SYDNEY, Aug 16, 2011 (AFP) - Qantas Airways, Japan Airlines and Mitsubishi Corp. said Tuesday they will launch a new budget airline, Jetstar Japan, by the end of next year, as competition heats up in the low-cost Japanese market.
The airline will be one-third owned by each company and aims to offer fares that are 40 percent below existing domestic prices.
|AFP - Bruce Buchanan (C), CEO of Qantas Airways' low cost subsidiary Jetstar Group, smiles with Japan Airlines (JAL) president Masaru Onishi (L) and Japanese trading house Mitsubishi Corporation executive vice president Hideshi Takeuchi (R) as they announce that Jetstar, JAL and Mitsubishi would launch a new budget airline|
Jetstar Japan flights are set to commence from the end of 2012, by which time Japan Airlines' rival All Nippon Airways will have two ventures up and running -- Peach Aviation and AirAsia Japan with Malaysia's AirAsia.
Qantas chief executive Alan Joyce called it a "historic" step for Jetstar, which is the Australian airline's budget offshoot and also the Asia-Pacific's fastest growing carrier, carrying almost 20 million passengers a year.
"This is a major opportunity in a major market," he said, adding that Qantas had a proven ability to operate low-fare airlines.
"It is, we think, the first joint-venture partnership of its kind between an Australian company and two iconic Japanese brands."
Despite a surging yen and a recent post-earthquake slump in tourism to Japan, the domestic low-cost market is being eyed as a major growth opportunity.
Japan's high fuel taxes and landing fees have made it difficult for airlines to introduce low-cost level fares but this is changing, say analysts, amid more "Open Skies" deals with other nations and future increases of capacity.
Jetstar Japan will initially fly domestically from Tokyo's Narita airport and Osaka, with other destinations under consideration.
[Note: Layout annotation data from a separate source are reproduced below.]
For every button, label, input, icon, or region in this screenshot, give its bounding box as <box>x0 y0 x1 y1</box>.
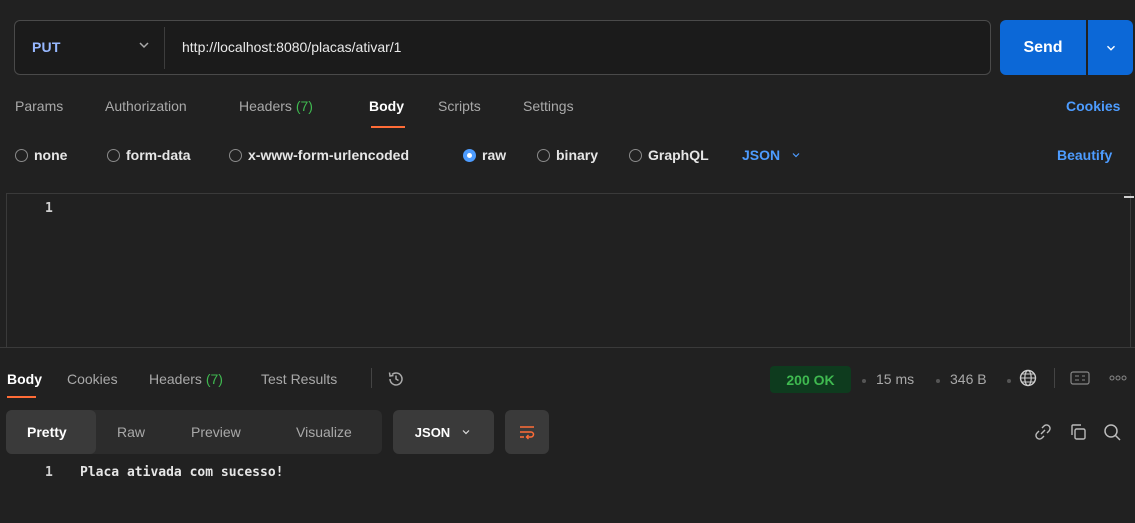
chevron-down-icon[interactable] <box>136 37 152 53</box>
radio-none[interactable]: none <box>15 147 67 163</box>
method-select[interactable]: PUT <box>32 39 61 55</box>
chevron-down-icon <box>790 149 802 161</box>
pane-resize-divider[interactable] <box>0 347 1135 348</box>
view-preview[interactable]: Preview <box>191 424 241 440</box>
url-input[interactable]: http://localhost:8080/placas/ativar/1 <box>182 39 401 55</box>
chevron-down-icon <box>460 426 472 438</box>
wrap-lines-icon <box>518 424 536 440</box>
globe-icon[interactable] <box>1018 368 1038 388</box>
response-size[interactable]: 346 B <box>950 371 987 387</box>
cookies-link[interactable]: Cookies <box>1066 98 1120 114</box>
url-bar: PUT http://localhost:8080/placas/ativar/… <box>14 20 991 75</box>
headers-count-badge: (7) <box>295 98 313 114</box>
radio-graphql-label: GraphQL <box>648 147 709 163</box>
response-tab-headers[interactable]: Headers (7) <box>149 371 223 387</box>
response-line-number: 1 <box>45 465 53 480</box>
search-icon[interactable] <box>1102 422 1122 442</box>
radio-form-data[interactable]: form-data <box>107 147 191 163</box>
radio-circle <box>229 148 242 162</box>
radio-graphql[interactable]: GraphQL <box>629 147 709 163</box>
tab-headers-label: Headers <box>239 98 292 114</box>
radio-none-label: none <box>34 147 68 163</box>
radio-urlencoded[interactable]: x-www-form-urlencoded <box>229 147 409 163</box>
toolbar-divider <box>371 368 372 388</box>
tab-authorization[interactable]: Authorization <box>105 98 187 114</box>
radio-circle <box>629 148 642 162</box>
language-select-label: JSON <box>742 147 781 163</box>
radio-binary[interactable]: binary <box>537 147 598 163</box>
response-tab-test-results[interactable]: Test Results <box>261 371 337 387</box>
send-button[interactable]: Send <box>1000 20 1086 75</box>
beautify-link[interactable]: Beautify <box>1057 147 1112 163</box>
tab-params[interactable]: Params <box>15 98 63 114</box>
response-tab-headers-label: Headers <box>149 371 202 387</box>
radio-urlencoded-label: x-www-form-urlencoded <box>248 147 410 163</box>
language-select[interactable]: JSON <box>742 147 802 163</box>
view-visualize[interactable]: Visualize <box>296 424 352 440</box>
radio-raw[interactable]: raw <box>463 147 506 163</box>
chevron-down-icon <box>1104 41 1118 55</box>
tab-settings[interactable]: Settings <box>523 98 574 114</box>
radio-form-data-label: form-data <box>126 147 191 163</box>
editor-line-number: 1 <box>45 201 53 216</box>
response-active-tab-indicator <box>7 396 36 398</box>
response-time[interactable]: 15 ms <box>876 371 914 387</box>
link-icon[interactable] <box>1033 422 1053 442</box>
radio-circle-selected <box>463 148 476 162</box>
response-format-label: JSON <box>414 424 451 440</box>
save-example-icon[interactable] <box>1070 371 1090 385</box>
separator-dot <box>862 379 866 383</box>
wrap-lines-button[interactable] <box>505 410 549 454</box>
toolbar-divider <box>1054 368 1055 388</box>
tab-body[interactable]: Body <box>369 98 404 114</box>
more-options-icon[interactable] <box>1108 374 1128 382</box>
separator-dot <box>936 379 940 383</box>
radio-circle <box>15 148 28 162</box>
radio-circle <box>537 148 550 162</box>
radio-circle <box>107 148 120 162</box>
active-tab-indicator <box>371 126 405 128</box>
separator-dot <box>1007 379 1011 383</box>
history-icon[interactable] <box>386 369 406 389</box>
response-tab-body[interactable]: Body <box>7 371 42 387</box>
copy-icon[interactable] <box>1068 422 1088 442</box>
tab-scripts[interactable]: Scripts <box>438 98 481 114</box>
url-divider <box>164 27 165 69</box>
editor-scrollbar[interactable] <box>1124 196 1134 198</box>
response-headers-count: (7) <box>205 371 223 387</box>
response-body-text[interactable]: Placa ativada com sucesso! <box>80 465 284 480</box>
view-pretty[interactable]: Pretty <box>27 424 67 440</box>
view-raw[interactable]: Raw <box>117 424 145 440</box>
tab-headers[interactable]: Headers (7) <box>239 98 313 114</box>
response-format-select[interactable]: JSON <box>393 410 494 454</box>
radio-raw-label: raw <box>482 147 507 163</box>
status-badge[interactable]: 200 OK <box>770 366 851 393</box>
send-dropdown-button[interactable] <box>1088 20 1133 75</box>
response-tab-cookies[interactable]: Cookies <box>67 371 118 387</box>
request-body-editor[interactable] <box>6 193 1131 348</box>
radio-binary-label: binary <box>556 147 599 163</box>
It will begin operations with three new A320s, each capable of carrying 180 passengers.
Ultimately, it plans to offer short-haul international services to key Asian cities.
The plan is to expand to 24 aircraft within the first few years, using mostly new planes.
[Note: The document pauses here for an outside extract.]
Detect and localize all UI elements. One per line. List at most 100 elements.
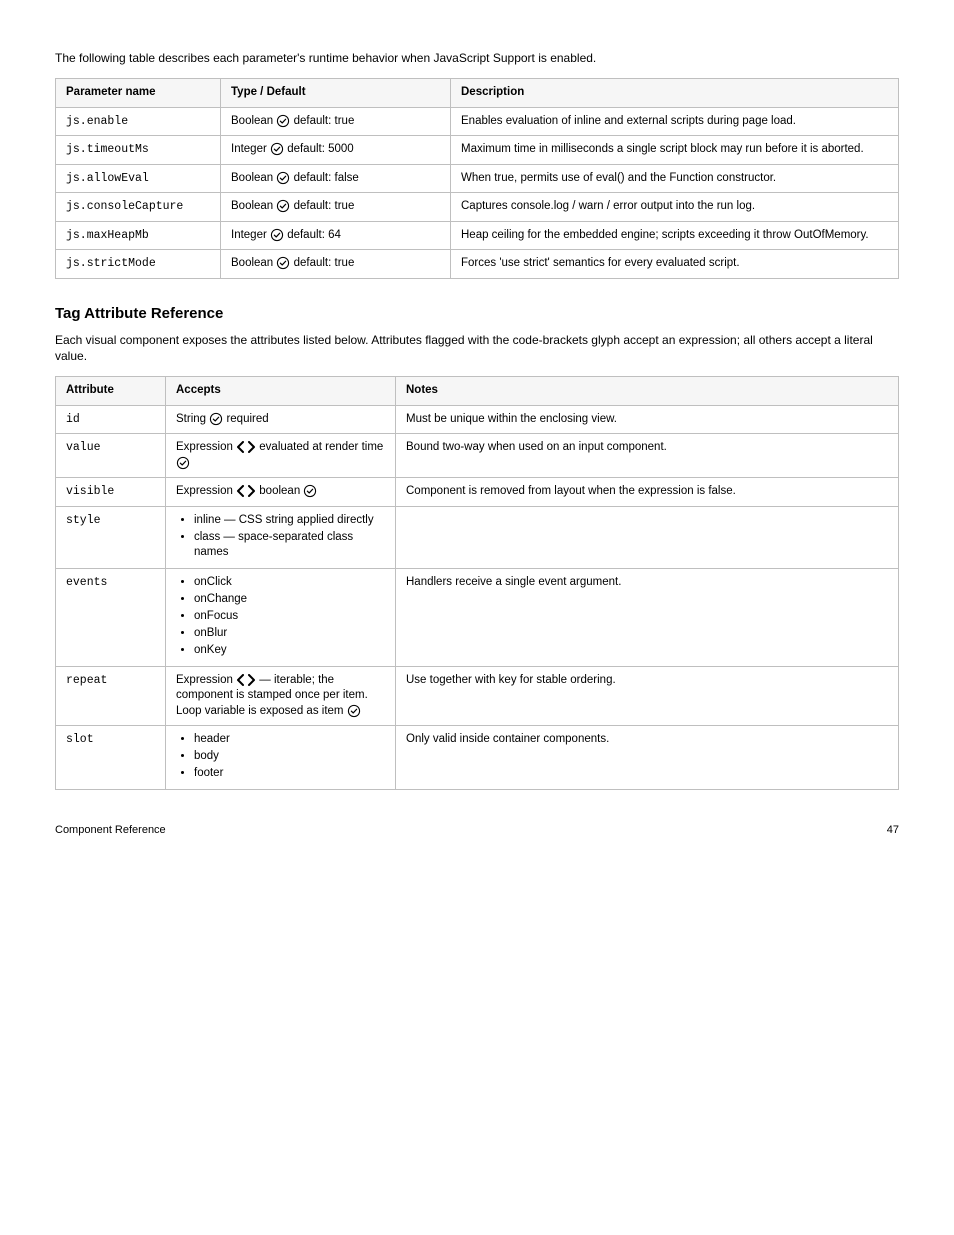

Total investment for the new carrier is 12 billion yen (US$1.6 billion).
At a press conference in Tokyo, Jetstar CEO Bruce Buchanan said the carrier would aim for sales of 100 billion yen in the first few years of business.
JAL president Masaru Onishi said the partnership would allow the Japanese airline to competitively serve a larger part of its domestic market, as well as stimulating an economy hit hard by natural disasters.
"It will encourage even more movement of people within the country and also increase the number of visitors from Asia to Japan," he said.
"We anticipate this to stimulate consumer spending and play a role in revitalising the Japanese economy."
Jetstar's Buchanan added that the new venture would also help keep fares low.
"As Jetstar expands into new markets across Asia, it gives us economies of scale to strengthen the low cost advantage right across our network, including within Australia and New Zealand."
As part of rebuilding its international operations, Qantas also plans to set up a new premium airline based in a yet-to-be decided Asian destination, to cash in on the growing wealth in the region.
The joint venture will not be branded under the Qantas name but will leverage the airline's know-how. Eleven A320 aircraft will initially be used, Joyce said.
"We have narrowed down our location options and an announcement will be made when we have completed negotiations," he said, adding that the future in Asia was not all about low-cost airlines.
"Within 20 years, 16 percent of the world's middle class will be in East Asia," he said.
"China may already have the world's fourth largest population of millionaires, and India the twelfth. There are many, many millions of premium travellers in waiting."